My parents planted Japanese eggplants & cucumbers every year, buying starters from nurseries. I remember creating wells around each plant, fortifying with blood meal, and watching the circular dams hold their water. These generally went into pickles - salted, bran fermented - a staple of Japanese food largely missing from restaurants these days. Leaner postwar memories, when pickles provided a cheap, flavorful counterpoint to a bowl of rice with little protein.

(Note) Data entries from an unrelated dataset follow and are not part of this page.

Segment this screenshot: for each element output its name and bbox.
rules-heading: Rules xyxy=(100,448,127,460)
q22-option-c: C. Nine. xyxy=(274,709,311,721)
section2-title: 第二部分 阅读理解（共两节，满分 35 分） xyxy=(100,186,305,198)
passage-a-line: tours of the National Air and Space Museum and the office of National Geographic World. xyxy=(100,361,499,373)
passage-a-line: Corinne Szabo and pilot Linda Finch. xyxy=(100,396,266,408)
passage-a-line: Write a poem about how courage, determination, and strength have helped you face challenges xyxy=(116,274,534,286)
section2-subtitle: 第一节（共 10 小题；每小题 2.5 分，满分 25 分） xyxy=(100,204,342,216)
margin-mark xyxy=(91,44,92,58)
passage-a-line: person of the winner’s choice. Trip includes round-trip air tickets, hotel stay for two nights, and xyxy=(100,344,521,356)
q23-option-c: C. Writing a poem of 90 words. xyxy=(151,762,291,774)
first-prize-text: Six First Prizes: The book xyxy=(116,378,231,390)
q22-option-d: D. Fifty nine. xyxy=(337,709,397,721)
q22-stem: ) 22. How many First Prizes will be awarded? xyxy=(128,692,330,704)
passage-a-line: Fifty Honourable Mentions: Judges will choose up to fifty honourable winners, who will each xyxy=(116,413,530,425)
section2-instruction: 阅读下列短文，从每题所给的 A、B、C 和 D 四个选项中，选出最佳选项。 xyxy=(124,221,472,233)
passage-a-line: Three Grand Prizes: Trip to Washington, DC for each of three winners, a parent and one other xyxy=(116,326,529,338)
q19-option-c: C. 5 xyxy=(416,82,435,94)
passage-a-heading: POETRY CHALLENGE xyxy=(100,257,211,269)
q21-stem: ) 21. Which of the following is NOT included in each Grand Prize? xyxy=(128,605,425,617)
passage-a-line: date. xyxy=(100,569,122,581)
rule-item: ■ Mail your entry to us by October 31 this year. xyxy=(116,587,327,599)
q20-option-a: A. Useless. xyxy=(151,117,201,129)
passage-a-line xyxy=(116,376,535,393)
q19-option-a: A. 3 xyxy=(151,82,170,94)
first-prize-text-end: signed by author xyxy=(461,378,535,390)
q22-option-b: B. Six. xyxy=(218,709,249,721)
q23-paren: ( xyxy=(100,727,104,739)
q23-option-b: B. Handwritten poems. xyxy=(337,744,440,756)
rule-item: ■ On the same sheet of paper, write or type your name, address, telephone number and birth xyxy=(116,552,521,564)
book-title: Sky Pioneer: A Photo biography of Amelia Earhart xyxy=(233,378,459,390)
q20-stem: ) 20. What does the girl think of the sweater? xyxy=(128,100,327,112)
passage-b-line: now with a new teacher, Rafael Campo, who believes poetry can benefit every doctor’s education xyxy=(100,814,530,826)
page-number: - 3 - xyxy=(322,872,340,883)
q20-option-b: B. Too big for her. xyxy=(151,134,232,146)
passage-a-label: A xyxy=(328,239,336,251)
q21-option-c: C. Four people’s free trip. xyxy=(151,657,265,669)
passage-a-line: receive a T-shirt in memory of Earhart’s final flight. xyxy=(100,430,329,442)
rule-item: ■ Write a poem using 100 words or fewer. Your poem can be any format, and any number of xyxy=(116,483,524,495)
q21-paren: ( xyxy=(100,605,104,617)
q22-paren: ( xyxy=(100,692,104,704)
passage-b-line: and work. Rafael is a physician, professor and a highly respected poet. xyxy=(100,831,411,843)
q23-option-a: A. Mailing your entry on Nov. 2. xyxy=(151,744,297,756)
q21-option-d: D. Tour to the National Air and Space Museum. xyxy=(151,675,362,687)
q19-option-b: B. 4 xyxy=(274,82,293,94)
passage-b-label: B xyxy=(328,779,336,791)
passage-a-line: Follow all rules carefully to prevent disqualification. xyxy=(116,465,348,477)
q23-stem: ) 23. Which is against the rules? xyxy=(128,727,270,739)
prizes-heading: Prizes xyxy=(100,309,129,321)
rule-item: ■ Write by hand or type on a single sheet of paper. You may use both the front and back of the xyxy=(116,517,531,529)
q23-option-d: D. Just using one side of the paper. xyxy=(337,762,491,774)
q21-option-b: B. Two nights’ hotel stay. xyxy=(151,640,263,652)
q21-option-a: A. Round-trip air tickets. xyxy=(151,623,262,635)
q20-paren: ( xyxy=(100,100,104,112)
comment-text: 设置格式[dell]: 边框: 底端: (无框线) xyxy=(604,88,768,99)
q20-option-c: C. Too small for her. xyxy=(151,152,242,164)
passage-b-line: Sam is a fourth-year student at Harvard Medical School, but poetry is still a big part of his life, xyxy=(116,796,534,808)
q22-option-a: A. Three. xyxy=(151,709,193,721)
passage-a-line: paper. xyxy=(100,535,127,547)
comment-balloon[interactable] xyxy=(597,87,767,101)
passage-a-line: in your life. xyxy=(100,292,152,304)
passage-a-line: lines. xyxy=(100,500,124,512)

But Michael's farming instincts seem driven by literary and film fantasies, long favoring pumpkins. A charming story, Farmer Boy, described an elaborate plan to feed milk by straw into a pumpkin, fattening it for a contest prize. (A Tacoma dairy farmer friend confirmed this strategy, btw). Our little black box yielded these fabulous leaves taking over the lawn,
until we got a beautiful deep orange Cinderella pumpkin (to the left).Then he brought these peppercorns back from school grounds - full of instructions on drying, roasting, shelling.
A dad at soccer practice last night offered a pure bred golden retriever, but we're renting and transient, so can't offer a home we don't have. But we're glad for neighbors' animals we borrow and for park equipment our postage stamp backyard lacks.